Meta Acknowledges Limits in Review Systems
After being contacted by the BBC, Meta said it had disabled accounts connected to policy violations. The company also said it continues to use proactive detection technology on advertisements that have already gone live.
A Meta spokesperson acknowledged that the company’s review process cannot detect every violation. “No system is perfect, and our review processes may not catch every policy violation,” the spokesperson told the BBC.
The admission places renewed scrutiny on the safeguards used for paid content. Unlike ordinary user posts, advertisements pass through a commercial system designed to assess material before it reaches an audience.
| Platform | Action or finding | Details |
|---|---|---|
| Meta | Disabled related accounts | Said proactive detection is used on live advertisements |
| Telegram | Removed CSAM-related groups and channels | More than 274,000 were removed during 2026 |
India Seeks a Detailed Response
India’s Ministry of Electronics and Information Technology asked Meta to stop all advertisements and content promoting CSAM. The company was given until July 11 to submit a detailed explanation, according to DD News.
The request reflects concern that illegal material can still be promoted through paid placements on large digital platforms. India has recorded 1.9 million reports of child abuse material through its official reporting channel, placing it second behind the United States in the number of reports.
Child protection groups have warned that the reported cases do not capture the full scale of the problem. Many similar crimes may remain undetected, particularly when harmful material moves across multiple online services.
Cross-Platform Distribution Raises the Stakes
The Instagram advertisements identified in the investigation did not keep users on the platform. They directed people toward Telegram channels, illustrating how one service can be used to promote material distributed elsewhere.
Telegram told the BBC that it removed more than 274,000 groups and channels connected to child sexual abuse material during 2026. The figure underscores the scale of moderation challenges when illegal networks shift between platforms.
Meta said users can also report advertisements they believe violate company rules. That reporting route is one of the ways the company says it can identify content missed during the initial review process.

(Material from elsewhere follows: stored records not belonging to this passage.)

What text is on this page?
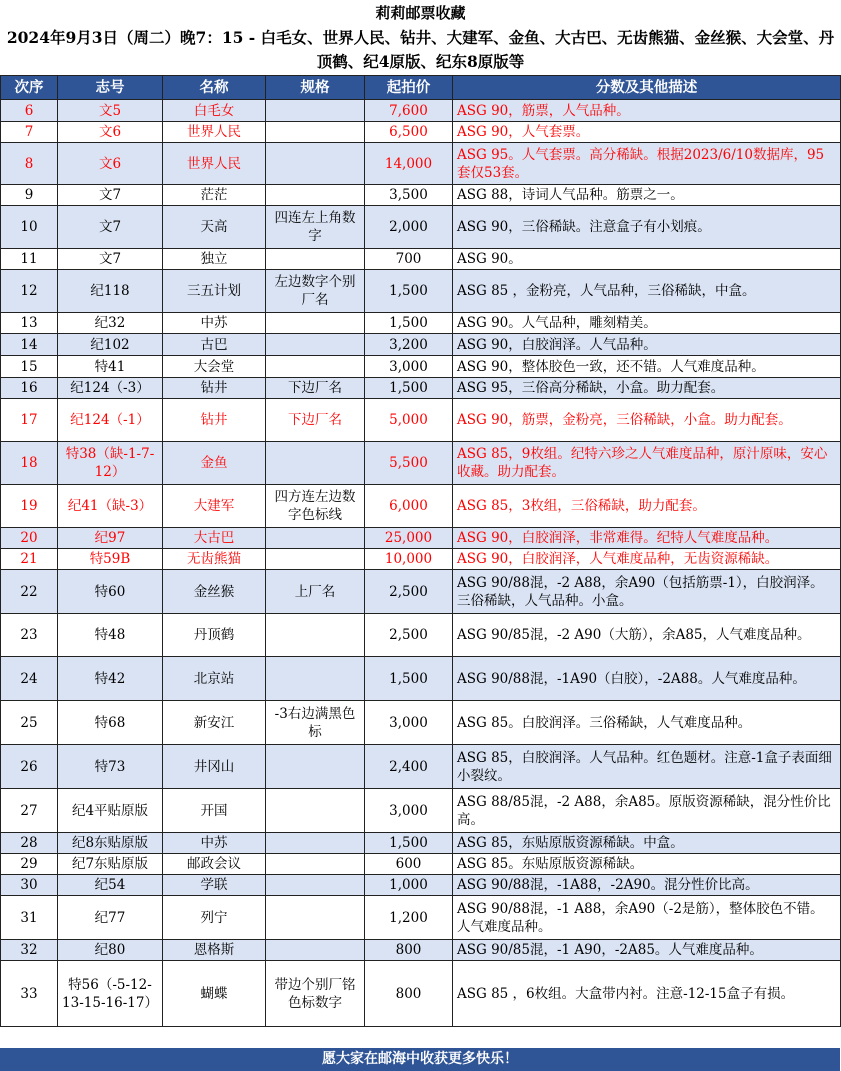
莉莉邮票收藏
2024年9月3日（周二）晚7：15 - 白毛女、世界人民、钻井、大建军、金鱼、大古巴、无齿熊猫、金丝猴、大会堂、丹顶鹤、纪4原版、纪东8原版等
次序	志号	名称	规格	起拍价	分数及其他描述
6	文5	白毛女		7,600	ASG 90，筋票，人气品种。
7	文6	世界人民		6,500	ASG 90，人气套票。
8	文6	世界人民		14,000	ASG 95。人气套票。高分稀缺。根据2023/6/10数据库，95套仅53套。
9	文7	茫茫		3,500	ASG 88，诗词人气品种。筋票之一。
10	文7	天高	四连左上角数字	2,000	ASG 90，三俗稀缺。注意盒子有小划痕。
11	文7	独立		700	ASG 90。
12	纪118	三五计划	左边数字个别厂名	1,500	ASG 85 ，金粉亮，人气品种，三俗稀缺，中盒。
13	纪32	中苏		1,500	ASG 90。人气品种，雕刻精美。
14	纪102	古巴		3,200	ASG 90，白胶润泽。人气品种。
15	特41	大会堂		3,000	ASG 90，整体胶色一致，还不错。人气难度品种。
16	纪124（-3）	钻井	下边厂名	1,500	ASG 95，三俗高分稀缺，小盒。助力配套。
17	纪124（-1）	钻井	下边厂名	5,000	ASG 90，筋票，金粉亮，三俗稀缺，小盒。助力配套。
18	特38（缺-1-7-12）	金鱼		5,500	ASG 85，9枚组。纪特六珍之人气难度品种，原汁原味，安心收藏。助力配套。
19	纪41（缺-3）	大建军	四方连左边数字色标线	6,000	ASG 85，3枚组，三俗稀缺，助力配套。
20	纪97	大古巴		25,000	ASG 90，白胶润泽，非常难得。纪特人气难度品种。
21	特59B	无齿熊猫		10,000	ASG 90，白胶润泽，人气难度品种，无齿资源稀缺。
22	特60	金丝猴	上厂名	2,500	ASG 90/88混，-2 A88，余A90（包括筋票-1），白胶润泽。三俗稀缺，人气品种。小盒。
23	特48	丹顶鹤		2,500	ASG 90/85混，-2 A90（大筋），余A85，人气难度品种。
24	特42	北京站		1,500	ASG 90/88混，-1A90（白胶），-2A88。人气难度品种。
25	特68	新安江	-3右边满黑色标	3,000	ASG 85。白胶润泽。三俗稀缺，人气难度品种。
26	特73	井冈山		2,400	ASG 85，白胶润泽。人气品种。红色题材。注意-1盒子表面细小裂纹。
27	纪4平贴原版	开国		3,000	ASG 88/85混，-2 A88，余A85。原版资源稀缺，混分性价比高。
28	纪8东贴原版	中苏		1,500	ASG 85，东贴原版资源稀缺。中盒。
29	纪7东贴原版	邮政会议		600	ASG 85。东贴原版资源稀缺。
30	纪54	学联		1,000	ASG 90/88混，-1A88，-2A90。混分性价比高。
31	纪77	列宁		1,200	ASG 90/88混，-1 A88，余A90（-2是筋），整体胶色不错。人气难度品种。
32	纪80	恩格斯		800	ASG 90/85混，-1 A90，-2A85。人气难度品种。
33	特56（-5-12-13-15-16-17）	蝴蝶	带边个别厂铭色标数字	800	ASG 85 ，6枚组。大盒带内衬。注意-12-15盒子有损。
愿大家在邮海中收获更多快乐！
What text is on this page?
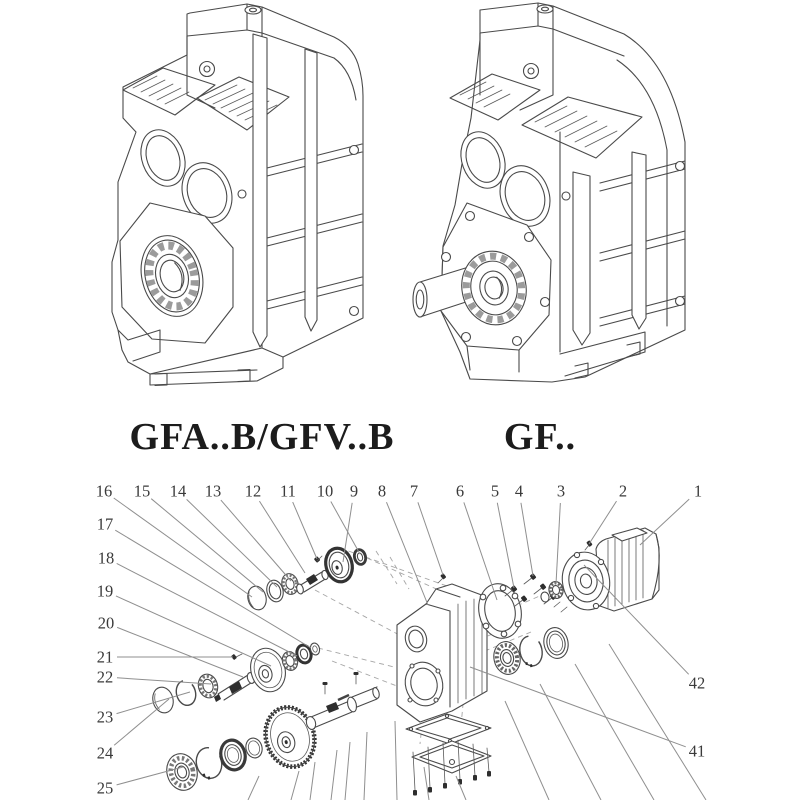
GFA..B/GFV..B	GF..
1
2
3
4
5
6
7
8
9
10
11
12
13
14
15
16
17
18
19
20
21
22
23
24
25
41
42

Concerns Over Greater Use of AI
At the beginning of 2026, Meta announced plans to reduce its reliance on third-party human moderators and move toward artificial intelligence, or AI. The plan has raised concerns that automated systems may not be sufficient to address the volume and disturbing nature of severe violations.
Former Facebook Vice President Brian Boland said Instagram’s algorithm was designed to maximize profits. He said the balance between profit and user experience had increasingly become a central subject of discussion within the company.
Boland also testified in a New Mexico trial in which a jury found Meta liable for misleading users about the safety of its platforms for children. New Mexico Attorney General Raul Torrez said Meta executives knew about risks to children but ignored internal warnings and misled the public.